L'histoire :
En juin 1938, un étonnant français à moustaches et costume, appelé Louis Jacques Mandé Daguerre, débarque d’un gros paquebot sur une petite île grecque. Il est venu se « mettre au vert » après avoir inventé un procédé révolutionnaire, qu’il ne sait pas trop comment protéger. Il est venu chercher conseil – et la paix intérieure – auprès de son ancien condisciple dans son vieux laboratoire parisien, Taki. Il lui faut gravir un interminable escalier entre les maisonnettes du patelin avant de rejoindre son ami dans son habitat blanc, tout en haut de la colline. Une fois au calme, Daguerre montre son invention à Taki : une sorte de boîte en bois, avec un objectif d’un côté et des plaques de l’autre. Cet appareil permet de saisir des images de la réalité qui se trouve devant l’objectif. C’est ce qu’on appellera bientôt un « appareil photo », mais plus perfectionné que celui mis au point par Nicéphore Niepce, car il n’y a pas besoin d’attendre 12h pour que l’image apparaisse. Il l’a appelée « Daguerréotype ». Taki ne comprend pas trop la frilosité de son ami à divulguer son invention au monde. C’est génial, il faut l’expérimenter et qu’un maximum de monde en profite !

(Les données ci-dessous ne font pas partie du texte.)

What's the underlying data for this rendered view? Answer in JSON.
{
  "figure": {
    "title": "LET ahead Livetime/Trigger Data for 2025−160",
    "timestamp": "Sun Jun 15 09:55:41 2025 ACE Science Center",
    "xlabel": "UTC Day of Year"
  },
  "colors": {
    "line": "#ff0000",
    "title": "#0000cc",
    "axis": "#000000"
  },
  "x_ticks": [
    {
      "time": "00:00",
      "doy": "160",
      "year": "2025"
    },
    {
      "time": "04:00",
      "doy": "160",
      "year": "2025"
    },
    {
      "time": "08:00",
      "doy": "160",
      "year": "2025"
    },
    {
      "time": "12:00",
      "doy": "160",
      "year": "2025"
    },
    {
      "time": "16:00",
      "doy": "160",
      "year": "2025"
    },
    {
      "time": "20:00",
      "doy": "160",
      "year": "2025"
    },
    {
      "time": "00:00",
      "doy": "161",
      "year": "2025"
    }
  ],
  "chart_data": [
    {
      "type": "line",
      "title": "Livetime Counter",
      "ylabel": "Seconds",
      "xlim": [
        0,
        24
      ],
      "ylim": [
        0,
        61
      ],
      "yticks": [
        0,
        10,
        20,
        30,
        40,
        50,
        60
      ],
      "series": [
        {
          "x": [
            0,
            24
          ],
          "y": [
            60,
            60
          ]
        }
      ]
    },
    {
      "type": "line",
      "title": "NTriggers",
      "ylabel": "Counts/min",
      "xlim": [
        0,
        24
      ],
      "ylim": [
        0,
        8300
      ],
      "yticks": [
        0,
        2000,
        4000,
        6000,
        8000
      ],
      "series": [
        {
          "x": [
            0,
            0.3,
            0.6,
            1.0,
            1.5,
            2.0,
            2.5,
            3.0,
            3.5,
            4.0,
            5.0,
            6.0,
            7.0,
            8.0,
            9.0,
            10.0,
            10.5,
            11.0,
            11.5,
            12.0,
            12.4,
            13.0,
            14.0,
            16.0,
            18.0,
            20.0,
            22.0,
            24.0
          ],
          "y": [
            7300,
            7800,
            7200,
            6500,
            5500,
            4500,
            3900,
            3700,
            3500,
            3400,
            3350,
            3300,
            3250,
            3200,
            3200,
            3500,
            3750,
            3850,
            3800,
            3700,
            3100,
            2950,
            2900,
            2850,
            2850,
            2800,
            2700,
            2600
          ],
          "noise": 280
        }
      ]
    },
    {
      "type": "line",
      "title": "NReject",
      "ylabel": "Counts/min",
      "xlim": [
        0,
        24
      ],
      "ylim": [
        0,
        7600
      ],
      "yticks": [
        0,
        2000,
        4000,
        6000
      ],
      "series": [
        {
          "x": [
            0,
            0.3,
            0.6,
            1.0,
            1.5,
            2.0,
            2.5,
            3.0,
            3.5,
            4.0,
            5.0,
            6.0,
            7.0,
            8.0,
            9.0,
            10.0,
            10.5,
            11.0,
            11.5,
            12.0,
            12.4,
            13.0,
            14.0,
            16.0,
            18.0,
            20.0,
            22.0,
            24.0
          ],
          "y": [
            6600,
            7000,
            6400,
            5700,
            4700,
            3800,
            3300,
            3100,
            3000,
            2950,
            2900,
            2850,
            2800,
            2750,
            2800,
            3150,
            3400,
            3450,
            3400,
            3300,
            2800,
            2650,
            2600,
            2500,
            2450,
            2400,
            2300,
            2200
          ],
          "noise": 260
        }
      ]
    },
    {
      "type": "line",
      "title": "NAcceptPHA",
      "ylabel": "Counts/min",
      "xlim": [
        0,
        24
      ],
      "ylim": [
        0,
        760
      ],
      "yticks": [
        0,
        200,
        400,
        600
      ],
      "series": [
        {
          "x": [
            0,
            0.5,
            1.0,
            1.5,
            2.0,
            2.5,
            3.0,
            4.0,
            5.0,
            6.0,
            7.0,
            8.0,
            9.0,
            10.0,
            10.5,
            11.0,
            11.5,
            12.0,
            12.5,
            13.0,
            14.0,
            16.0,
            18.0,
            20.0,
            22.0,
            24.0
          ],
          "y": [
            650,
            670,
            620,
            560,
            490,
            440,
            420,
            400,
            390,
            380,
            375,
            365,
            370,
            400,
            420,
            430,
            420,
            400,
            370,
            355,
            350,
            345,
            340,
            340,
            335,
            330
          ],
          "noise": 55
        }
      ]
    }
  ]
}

Ce qu'on en pense sur la planète BD :
Le français Louis Daguerre fut l’un des inventeurs de la photographie, avec Nicéphore Niepce. L’idée première vient de Niepce, mais Daguerre l’a largement améliorée, profitant de la mort précoce de Niepce pour graver son nom à la postérité – le daguerréotype – remporter le marché et faire fortune. La présente histoire narrée par Nikos Tsouknidas est a priori fictive : cet auteur grec s’est vraisemblablement approprié la nationalité de l’authentique François Arago, sous le nom de Taki, qui a aidé Daguerre à faire valoir son invention auprès de l’Académie des Sciences et du grand-public. Le récit se base sur quelques jours de l’année 1938, après que le daguerréotype a été mis au point, mais avant qu’il soit rendu public. La révélation du « langage photographique » viendra avec l’aide plus ou moins volontaire d’un ado ingénieux et turbulent, Marko Gavras, et dans le cadre estival baigné de lumière d’une île grecque qui ressemble à Santorin. Plus qu’une bribe d’histoire de la photographie, Tsouknidas fait avant tout une véritable ode à son pays, à ses paysages, à ses traditions et sa culture au XIXème siècle. Et à la douleur de s’en trouver déraciné. La narration n’est pas très inclusive vis-à-vis du lecteur (des séquences et des dialogues auraient mérité d’être allégés), mais le dessin est stylisé, plutôt original et abouti. Le registre infographique fait parfois penser à Bastien Vivès (en plus fin), très vif et dynamique. Il surfe beaucoup sur la couleur blanche typique des maisons du coin pour… s’affranchir le plus souvent de décors ou de couleur d’arrière-plans. Le blanc est très majoritaire et impose l’image d’un pays nimbé de lumière.